Reportage. Quand vient l’hiver, les petites mains du Samu social de la Croix-Rouge refont surface. Plusieurs fois par semaine, quand s’endort la ville, une poignée de bénévoles s’en va à la rencontre de ceux que la rue a engloutis. Attendus, ils sont en première ligne face à la détresse, parfois la violence, de la rue.

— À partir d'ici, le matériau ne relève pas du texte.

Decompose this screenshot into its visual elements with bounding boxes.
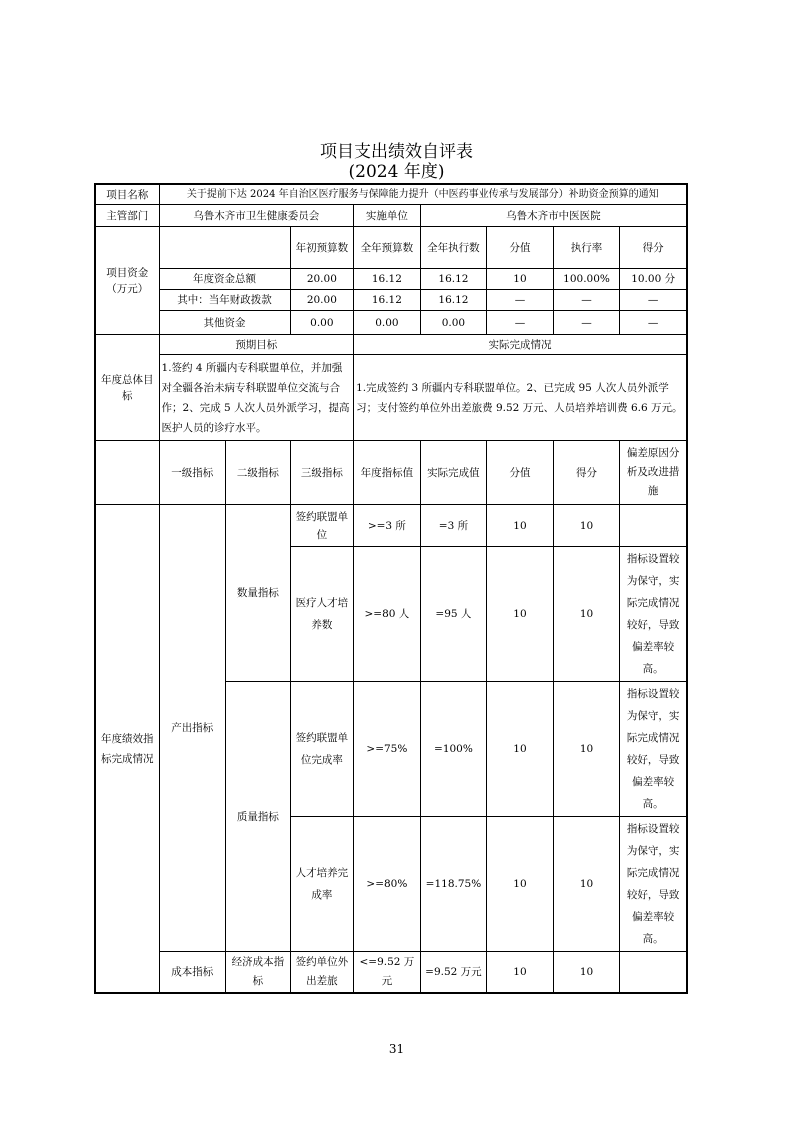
- indicator-actual: =100%: [420, 682, 487, 817]
- indicator-header: 一级指标: [159, 441, 226, 505]
- level1-output: 产出指标: [159, 505, 226, 952]
- indicator-header: 年度指标值: [354, 441, 421, 505]
- funds-cell: 20.00: [290, 269, 354, 290]
- funds-header-blank: [159, 227, 290, 269]
- funds-header-cell: 执行率: [553, 227, 620, 269]
- indicator-name: 签约单位外出差旅: [290, 952, 354, 993]
- indicator-header: 得分: [553, 441, 620, 505]
- indicator-header-blank: [96, 441, 160, 505]
- indicator-reason: 指标设置较为保守，实际完成情况较好，导致偏差率较高。: [620, 817, 687, 952]
- indicator-header: 分值: [487, 441, 554, 505]
- page-title: 项目支出绩效自评表: [320, 142, 473, 162]
- indicator-score-value: 10: [487, 952, 554, 993]
- expected-goal-text: 1.签约 4 所疆内专科联盟单位，并加强对全疆各治未病专科联盟单位交流与合作；2、完成 5 人次人员外派学习，提高医护人员的诊疗水平。: [159, 355, 354, 441]
- funds-cell: —: [553, 290, 620, 311]
- funds-cell: 10: [487, 269, 554, 290]
- indicator-score: 10: [553, 952, 620, 993]
- evaluation-table: [95, 184, 687, 993]
- indicator-actual: =9.52 万元: [420, 952, 487, 993]
- funds-cell: 20.00: [290, 290, 354, 311]
- funds-cell: —: [620, 311, 687, 335]
- funds-cell: 0.00: [290, 311, 354, 335]
- funds-header-cell: 分值: [487, 227, 554, 269]
- goals-label: 年度总体目标: [96, 335, 160, 441]
- indicator-name: 签约联盟单位: [290, 505, 354, 547]
- funds-cell: 16.12: [354, 290, 421, 311]
- impl-label: 实施单位: [354, 205, 421, 227]
- project-name-label: 项目名称: [96, 185, 160, 205]
- indicator-score: 10: [553, 682, 620, 817]
- indicator-section-label: 年度绩效指标完成情况: [96, 505, 160, 993]
- funds-row-label: 年度资金总额: [159, 269, 290, 290]
- funds-row-label: 其中：当年财政拨款: [159, 290, 290, 311]
- dept-label: 主管部门: [96, 205, 160, 227]
- funds-header-cell: 全年执行数: [420, 227, 487, 269]
- funds-cell: 0.00: [354, 311, 421, 335]
- impl-value: 乌鲁木齐市中医医院: [420, 205, 686, 227]
- indicator-score-value: 10: [487, 817, 554, 952]
- level2-economic: 经济成本指标: [226, 952, 291, 993]
- page-number: 31: [388, 1042, 405, 1056]
- funds-header-cell: 全年预算数: [354, 227, 421, 269]
- funds-header-cell: 年初预算数: [290, 227, 354, 269]
- indicator-score-value: 10: [487, 682, 554, 817]
- indicator-target: <=9.52 万元: [354, 952, 421, 993]
- funds-row-label: 其他资金: [159, 311, 290, 335]
- indicator-reason: 指标设置较为保守，实际完成情况较好，导致偏差率较高。: [620, 547, 687, 682]
- indicator-target: >=80%: [354, 817, 421, 952]
- indicator-reason: [620, 505, 687, 547]
- funds-cell: 10.00 分: [620, 269, 687, 290]
- indicator-score: 10: [553, 547, 620, 682]
- indicator-score-value: 10: [487, 505, 554, 547]
- indicator-header: 实际完成值: [420, 441, 487, 505]
- funds-header-cell: 得分: [620, 227, 687, 269]
- indicator-actual: =3 所: [420, 505, 487, 547]
- indicator-name: 人才培养完成率: [290, 817, 354, 952]
- funds-cell: 100.00%: [553, 269, 620, 290]
- indicator-name: 签约联盟单位完成率: [290, 682, 354, 817]
- funds-cell: —: [620, 290, 687, 311]
- funds-cell: —: [487, 290, 554, 311]
- funds-label: 项目资金（万元）: [96, 227, 160, 335]
- indicator-target: >=80 人: [354, 547, 421, 682]
- indicator-name: 医疗人才培养数: [290, 547, 354, 682]
- level1-cost: 成本指标: [159, 952, 226, 993]
- page-subtitle: (2024 年度): [348, 162, 445, 182]
- indicator-reason: [620, 952, 687, 993]
- level2-quality: 质量指标: [226, 682, 291, 952]
- indicator-target: >=75%: [354, 682, 421, 817]
- funds-cell: 0.00: [420, 311, 487, 335]
- actual-result-text: 1.完成签约 3 所疆内专科联盟单位。2、已完成 95 人次人员外派学习；支付签约单位外出差旅费 9.52 万元、人员培养培训费 6.6 万元。: [354, 355, 687, 441]
- indicator-target: >=3 所: [354, 505, 421, 547]
- indicator-actual: =95 人: [420, 547, 487, 682]
- level2-quantity: 数量指标: [226, 505, 291, 682]
- expected-goal-label: 预期目标: [159, 335, 354, 355]
- funds-cell: —: [553, 311, 620, 335]
- indicator-score-value: 10: [487, 547, 554, 682]
- indicator-header: 三级指标: [290, 441, 354, 505]
- indicator-reason: 指标设置较为保守，实际完成情况较好，导致偏差率较高。: [620, 682, 687, 817]
- indicator-header: 二级指标: [226, 441, 291, 505]
- funds-cell: 16.12: [420, 269, 487, 290]
- indicator-actual: =118.75%: [420, 817, 487, 952]
- indicator-score: 10: [553, 505, 620, 547]
- funds-cell: —: [487, 311, 554, 335]
- funds-cell: 16.12: [354, 269, 421, 290]
- actual-result-label: 实际完成情况: [354, 335, 687, 355]
- indicator-score: 10: [553, 817, 620, 952]
- indicator-header: 偏差原因分析及改进措施: [620, 441, 687, 505]
- dept-value: 乌鲁木齐市卫生健康委员会: [159, 205, 354, 227]
- funds-cell: 16.12: [420, 290, 487, 311]
- project-name: 关于提前下达 2024 年自治区医疗服务与保障能力提升（中医药事业传承与发展部分）补助资金预算的通知: [159, 185, 686, 205]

"Chaque maraude est une maraude". Sur ces mots qu’elle a l’habitude de prononcer, Anne-Marie grimpe dans la camionnette siglée de la Croix Rouge. Michel est déjà installé au volant, Marie-Christine à l’arrière. Plus expérimentée que ses compagnons de maraude, Anne-Marie le sait, "on n’est jamais trop rodé".  "La nuit peut être très calme comme très agitée, nous pouvons faire appel aux forces de l’ordre à tout moment", continue la bénévole, la soixantaine dynamique, chaudement emmitouflée.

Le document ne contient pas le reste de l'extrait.